Jakarta, KPonline – Disebutkan dalam Pasal 81 Undang-undang Nomor 13 Tahun 2003, pekerja perempuan yang dalam masa haid merasakan sakit dan memberitahukan kepada pengusaha, tidak wajib bekerja pada hari pertama dan kedua pada waktu haid. Adapun pelaksanaan dari ketentuan ini diatur dalam perjanjian kerja, peraturan perusahaan, atau perjanjian kerja bersama.
Ketentuan tentang cuti bagi perempuan yang haid dalam Undang-undang Nomor 13 Tahun 2003 memang tidak setegas sebagaimana yang pernah diatur dalam Pasal 13 Undang-undang Nomor 1 Tahun 1951 tentang Pernyataan Berlakunya Undang-undang Nomor 12 Tahun 1948 yang menyebutkan, pekerja perempuan berhak mendapat cuti haid pada hari pertama dan kedua haid, dengan tetap memberikan upah.
Pernah diatur dalam Undang-undang Nomor 1 Tahun 1951, pelanggaran terhadap ketentuan normatif – seperti hak cuti, termasuk cuti haid – dapat diberi sanksi pidana. Artinya, jika ada pekerja yang meminta cuti haid, namun perusahaan tidak memberikan, perusahaan itu dapat dikenakan sanksi pidana.

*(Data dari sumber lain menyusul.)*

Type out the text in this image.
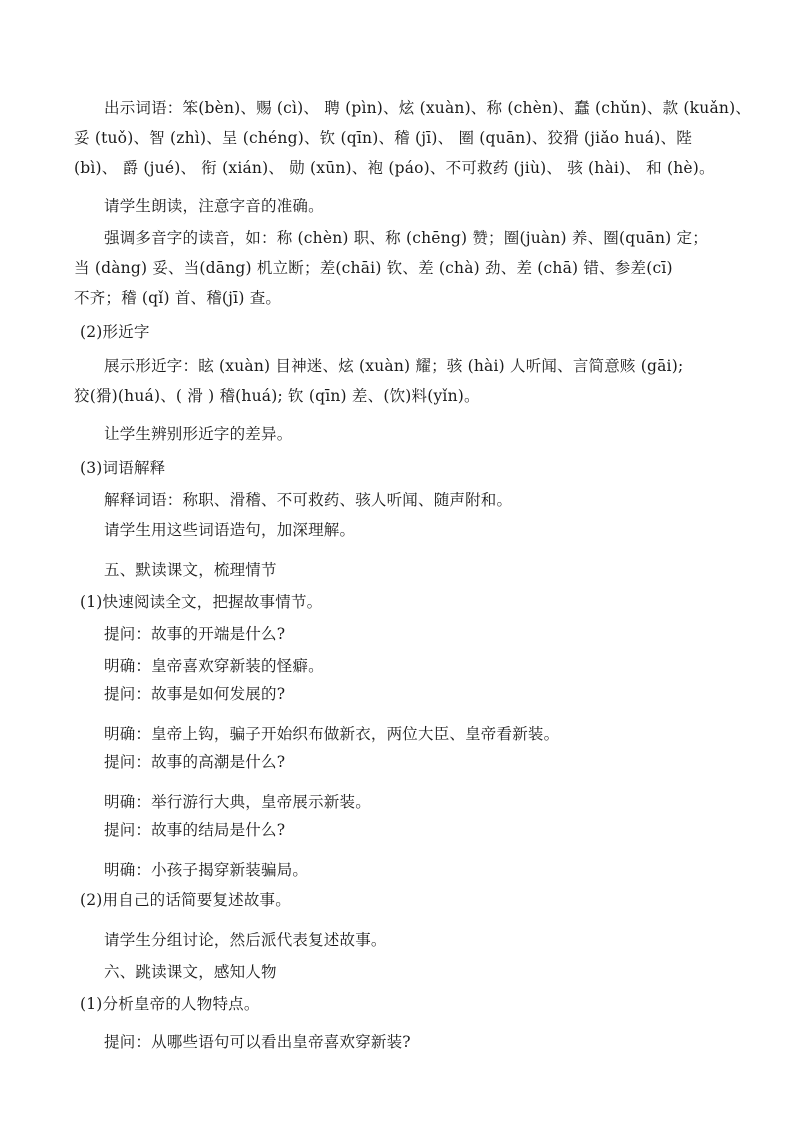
出示词语：笨(bèn)、赐 (cì)、 聘 (pìn)、炫 (xuàn)、称 (chèn)、蠢 (chǔn)、款 (kuǎn)、
妥 (tuǒ)、智 (zhì)、呈 (chéng)、钦 (qīn)、稽 (jī)、 圈 (quān)、狡猾 (jiǎo huá)、陛
(bì)、 爵 (jué)、 衔 (xián)、 勋 (xūn)、袍 (páo)、不可救药 (jiù)、 骇 (hài)、 和 (hè)。
请学生朗读，注意字音的准确。
强调多音字的读音，如：称 (chèn) 职、称 (chēng) 赞；圈(juàn) 养、圈(quān) 定；
当 (dàng) 妥、当(dāng) 机立断；差(chāi) 钦、差 (chà) 劲、差 (chā) 错、参差(cī)
不齐；稽 (qǐ) 首、稽(jī) 查。
(2)形近字
展示形近字：眩 (xuàn) 目神迷、炫 (xuàn) 耀；骇 (hài) 人听闻、言简意赅 (gāi);
狡(猾)(huá)、( 滑 ) 稽(huá); 钦 (qīn) 差、(饮)料(yǐn)。
让学生辨别形近字的差异。
(3)词语解释
解释词语：称职、滑稽、不可救药、骇人听闻、随声附和。
请学生用这些词语造句，加深理解。
五、默读课文，梳理情节
(1)快速阅读全文，把握故事情节。
提问：故事的开端是什么?
明确：皇帝喜欢穿新装的怪癖。
提问：故事是如何发展的?
明确：皇帝上钩，骗子开始织布做新衣，两位大臣、皇帝看新装。
提问：故事的高潮是什么?
明确：举行游行大典，皇帝展示新装。
提问：故事的结局是什么?
明确：小孩子揭穿新装骗局。
(2)用自己的话简要复述故事。
请学生分组讨论，然后派代表复述故事。
六、跳读课文，感知人物
(1)分析皇帝的人物特点。
提问：从哪些语句可以看出皇帝喜欢穿新装?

Sebaiknya kita memberikan perhatian yang serius mengenai cuti haid. Dari segi jenis pekerjaan, cuti haid sangat dibutuhkan oleh pekerja perempuan di pabrik. Aktifitas fisik yang intens, jam kerja yang panjang, dan suasana kerja yang tidak kondusif membuat cuti haid menjadi sangat penting bagi mereka. Apalagi mereka harus berdiri terus menerus minimal selama empat jam sampai waktu istirahat.

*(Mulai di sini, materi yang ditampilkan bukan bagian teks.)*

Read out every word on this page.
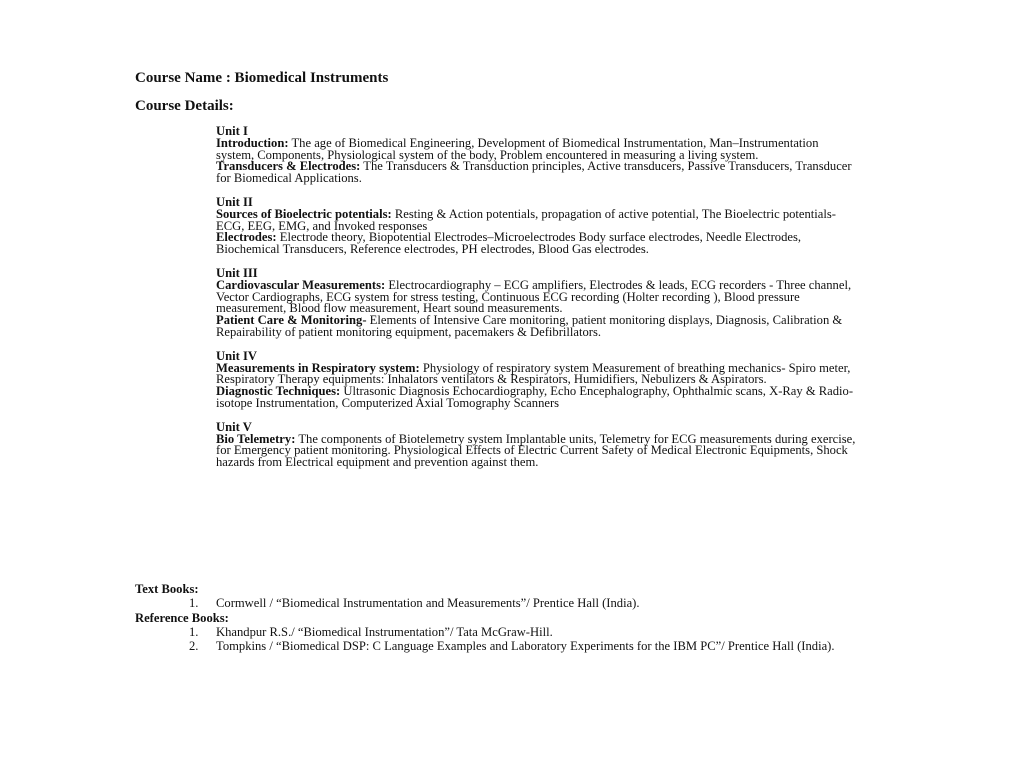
Course Name : Biomedical Instruments
Course Details:
Unit I
Introduction: The age of Biomedical Engineering, Development of Biomedical Instrumentation, Man–Instrumentation system, Components, Physiological system of the body, Problem encountered in measuring a living system.
Transducers & Electrodes: The Transducers & Transduction principles, Active transducers, Passive Transducers, Transducer for Biomedical Applications.
Unit II
Sources of Bioelectric potentials: Resting & Action potentials, propagation of active potential, The Bioelectric potentials-ECG, EEG, EMG, and Invoked responses
Electrodes: Electrode theory, Biopotential Electrodes–Microelectrodes Body surface electrodes, Needle Electrodes, Biochemical Transducers, Reference electrodes, PH electrodes, Blood Gas electrodes.
Unit III
Cardiovascular Measurements: Electrocardiography – ECG amplifiers, Electrodes & leads, ECG recorders - Three channel, Vector Cardiographs, ECG system for stress testing, Continuous ECG recording (Holter recording ), Blood pressure measurement, Blood flow measurement, Heart sound measurements.
Patient Care & Monitoring- Elements of Intensive Care monitoring, patient monitoring displays, Diagnosis, Calibration & Repairability of patient monitoring equipment, pacemakers & Defibrillators.
Unit IV
Measurements in Respiratory system: Physiology of respiratory system Measurement of breathing mechanics- Spiro meter, Respiratory Therapy equipments: Inhalators ventilators & Respirators, Humidifiers, Nebulizers & Aspirators.
Diagnostic Techniques: Ultrasonic Diagnosis Echocardiography, Echo Encephalography, Ophthalmic scans, X-Ray & Radio-isotope Instrumentation, Computerized Axial Tomography Scanners
Unit V
Bio Telemetry: The components of Biotelemetry system Implantable units, Telemetry for ECG measurements during exercise, for Emergency patient monitoring. Physiological Effects of Electric Current Safety of Medical Electronic Equipments, Shock hazards from Electrical equipment and prevention against them.
Text Books:
1. Cormwell / “Biomedical Instrumentation and Measurements”/ Prentice Hall (India).
Reference Books:
1. Khandpur R.S./ “Biomedical Instrumentation”/ Tata McGraw-Hill.
2. Tompkins / “Biomedical DSP: C Language Examples and Laboratory Experiments for the IBM PC”/ Prentice Hall (India).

“Karena kondisi negara dunia ketiga yang relatif patriarkhi dan miskin, tidak ada yang bisa dilakukan untuk menolong pekerja perempuan, kecuali memberikan sedikit waktu untuk memikirkan tubuhnya,” demikian pernah dikatakan oleh Wiyanti, dari LBH APIK.
Bagi pekerja yang upahnya rendah dengan kondisi gizi yang buruk dan jam istirahat yang kurang, cuti haid menjadi sangat penting.
Apalagi, dengan kondisi konstruksi gender yang menepatkan perempuan–meskipun bekerja, tetap pekerja domestik–sehingga jam kerjanya lebih panjang dari pria. Dengan upah yang rendah, pekerja perempuan tidak dapat menggaji pembantu, sehingga lebih mengalami kelelahan karena harus melakukan semua pekerjaan sendirian.
Undang-undang Nomor 13 Tahun 2003 tidak mewajibkan adanya surat dokter bagi cuti haid, meskipun seringkali hal ini diberlakukan dengan alasan profesionalisme. Hak cuti haid sebagai hak normatif mestinya tetap diberikan oleh perusahaan, terlepas dari apakah hak itu akan digunakan atau tidak.
Jangan sampai atas nama profesionalisme dan produktifitas, hak manusiawi karyawan terabaikan.